ROBERT POWELL CENTER FOR MEDICAL ETHICS
at the National Right to Life Committee
512 10th Street NW Washington, DC 20004
(202) 626-8815 (voice) (202) 737-9189 (fax)
FROM: Burke J. Balch, J.D., Director, Powell Center for Medical Ethics
DATED: April 7, 2015
RE: ASSESSMENT OF TEXAS HB2351
In order to avoid supporting genuine legislation to prevent the involuntary denial of life-saving medical treatment discriminatorily based on disability sanctioned by current Texas law, HB 2351 has been put forward in the evident hope that legislators who vote for it will have the excuse of claiming that they have done something to limit this injustice.
In fact, HB 2351's apparent limit on disability discrimination is utterly meaningless. Under it, health care facilities would adopt policies that they themselves would have full discretion to draft “to prohibit consideration of a patient's permanent physical or mental disability during a review [under the existing Texas law allowing facility ethics committees to authorize involuntary denial of life-preserving medical treatment] unless the disability is relevant in determining whether a medical or surgical intervention is medically appropriate.”
The bill leaves completely open to facility and facility committee interpretation whether a patient’s disability “is relevant in determining whether a medical or surgical intervention is medically appropriate.” Many medical ethicists have published articles and books maintaining that if a person’s “quality of life” is deemed too poor for life to be worth living, or to justify expending medical resources on preserving it, then life-preserving treatment is for that reason not “medically appropriate.” And all too many consider that certain levels of physical or mental disability bring a person’s “quality of life” below a tolerable minimum. A judgment whether the quality of one’s life is worth living is a very subjective one. Current Texas law takes that judgment away from the person whose life it is, or that person’s family or other legally authorized surrogate, and puts it in the hands of health facility committees – and HB 2351 would fully preserve their ability to judge whether the degree of a person’s disability makes preserving that patient’s life “medically appropriate.”

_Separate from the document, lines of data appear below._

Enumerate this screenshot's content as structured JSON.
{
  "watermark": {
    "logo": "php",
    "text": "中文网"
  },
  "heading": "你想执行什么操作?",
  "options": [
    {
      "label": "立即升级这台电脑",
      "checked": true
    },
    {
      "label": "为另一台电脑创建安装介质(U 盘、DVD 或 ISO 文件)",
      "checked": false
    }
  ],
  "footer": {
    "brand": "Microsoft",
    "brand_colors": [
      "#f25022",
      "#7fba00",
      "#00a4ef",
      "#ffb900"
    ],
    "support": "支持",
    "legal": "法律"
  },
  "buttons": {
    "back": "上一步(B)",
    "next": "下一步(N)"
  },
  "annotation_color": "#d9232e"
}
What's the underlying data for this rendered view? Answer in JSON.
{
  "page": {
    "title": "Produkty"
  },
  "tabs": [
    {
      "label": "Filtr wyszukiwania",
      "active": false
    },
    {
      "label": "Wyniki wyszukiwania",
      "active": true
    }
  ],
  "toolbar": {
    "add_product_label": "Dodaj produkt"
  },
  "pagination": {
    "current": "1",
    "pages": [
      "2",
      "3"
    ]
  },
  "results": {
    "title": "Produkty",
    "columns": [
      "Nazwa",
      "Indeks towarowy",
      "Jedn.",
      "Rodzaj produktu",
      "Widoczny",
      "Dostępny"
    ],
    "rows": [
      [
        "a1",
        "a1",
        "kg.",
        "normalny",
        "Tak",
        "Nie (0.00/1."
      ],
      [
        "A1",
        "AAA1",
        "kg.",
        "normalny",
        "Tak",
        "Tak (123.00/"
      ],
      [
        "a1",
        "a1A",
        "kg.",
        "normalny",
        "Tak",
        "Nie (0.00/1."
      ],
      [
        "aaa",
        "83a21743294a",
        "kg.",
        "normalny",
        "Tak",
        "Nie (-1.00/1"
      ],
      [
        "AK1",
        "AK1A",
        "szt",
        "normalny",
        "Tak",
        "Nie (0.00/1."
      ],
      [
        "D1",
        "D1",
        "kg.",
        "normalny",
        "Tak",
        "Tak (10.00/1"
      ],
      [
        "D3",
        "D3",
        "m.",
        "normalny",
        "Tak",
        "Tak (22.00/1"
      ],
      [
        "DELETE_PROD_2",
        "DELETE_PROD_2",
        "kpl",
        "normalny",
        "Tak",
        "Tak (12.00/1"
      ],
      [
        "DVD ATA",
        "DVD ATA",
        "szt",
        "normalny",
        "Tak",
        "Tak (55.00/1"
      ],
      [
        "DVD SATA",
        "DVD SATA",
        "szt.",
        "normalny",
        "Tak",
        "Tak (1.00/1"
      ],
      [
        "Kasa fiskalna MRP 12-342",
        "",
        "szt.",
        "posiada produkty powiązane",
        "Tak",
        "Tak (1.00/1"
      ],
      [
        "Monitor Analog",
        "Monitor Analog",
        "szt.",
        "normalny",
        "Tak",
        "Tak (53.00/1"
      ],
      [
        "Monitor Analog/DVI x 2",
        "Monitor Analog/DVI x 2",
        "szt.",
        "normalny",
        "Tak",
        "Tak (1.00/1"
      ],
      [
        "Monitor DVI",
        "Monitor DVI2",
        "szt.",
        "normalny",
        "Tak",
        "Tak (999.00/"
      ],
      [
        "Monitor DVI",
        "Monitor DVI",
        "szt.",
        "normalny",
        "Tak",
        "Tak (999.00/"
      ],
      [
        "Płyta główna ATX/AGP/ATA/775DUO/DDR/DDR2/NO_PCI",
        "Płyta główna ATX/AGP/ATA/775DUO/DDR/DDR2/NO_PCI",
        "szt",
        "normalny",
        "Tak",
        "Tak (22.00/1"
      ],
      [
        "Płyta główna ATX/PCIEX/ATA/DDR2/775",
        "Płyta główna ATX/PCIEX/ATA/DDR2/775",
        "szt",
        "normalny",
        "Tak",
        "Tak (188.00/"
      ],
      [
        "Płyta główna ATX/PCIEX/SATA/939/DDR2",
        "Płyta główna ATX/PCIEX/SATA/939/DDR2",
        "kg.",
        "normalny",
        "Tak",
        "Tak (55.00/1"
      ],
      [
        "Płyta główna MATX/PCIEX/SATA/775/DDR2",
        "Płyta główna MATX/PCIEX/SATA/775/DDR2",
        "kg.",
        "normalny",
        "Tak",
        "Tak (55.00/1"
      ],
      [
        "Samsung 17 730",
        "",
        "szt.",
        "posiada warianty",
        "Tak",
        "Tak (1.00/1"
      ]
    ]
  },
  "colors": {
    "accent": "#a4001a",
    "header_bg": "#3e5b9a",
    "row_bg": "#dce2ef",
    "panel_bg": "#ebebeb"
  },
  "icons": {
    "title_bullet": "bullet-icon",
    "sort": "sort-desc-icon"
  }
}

It is one thing to support an incremental measure that falls short of the ideal but makes a substantive improvement in an existing bad law. It is quite another to promote a bill whose content makes no substantive difference in providing protection to people with disabilities. HB 2351 is not merely useless; it is worse than useless because its self-contradicting language can be employed in an attempt to mislead constituents into thinking their representatives did something – when in fact they did nothing – to protect people with disabilities from being forced to die against their will.
 The bill even confines the policy to those with “permanent” disability – so that it would not even apply to someone who becomes disabled as a result of the illness or injury that led him or her to be treated in the health care facility.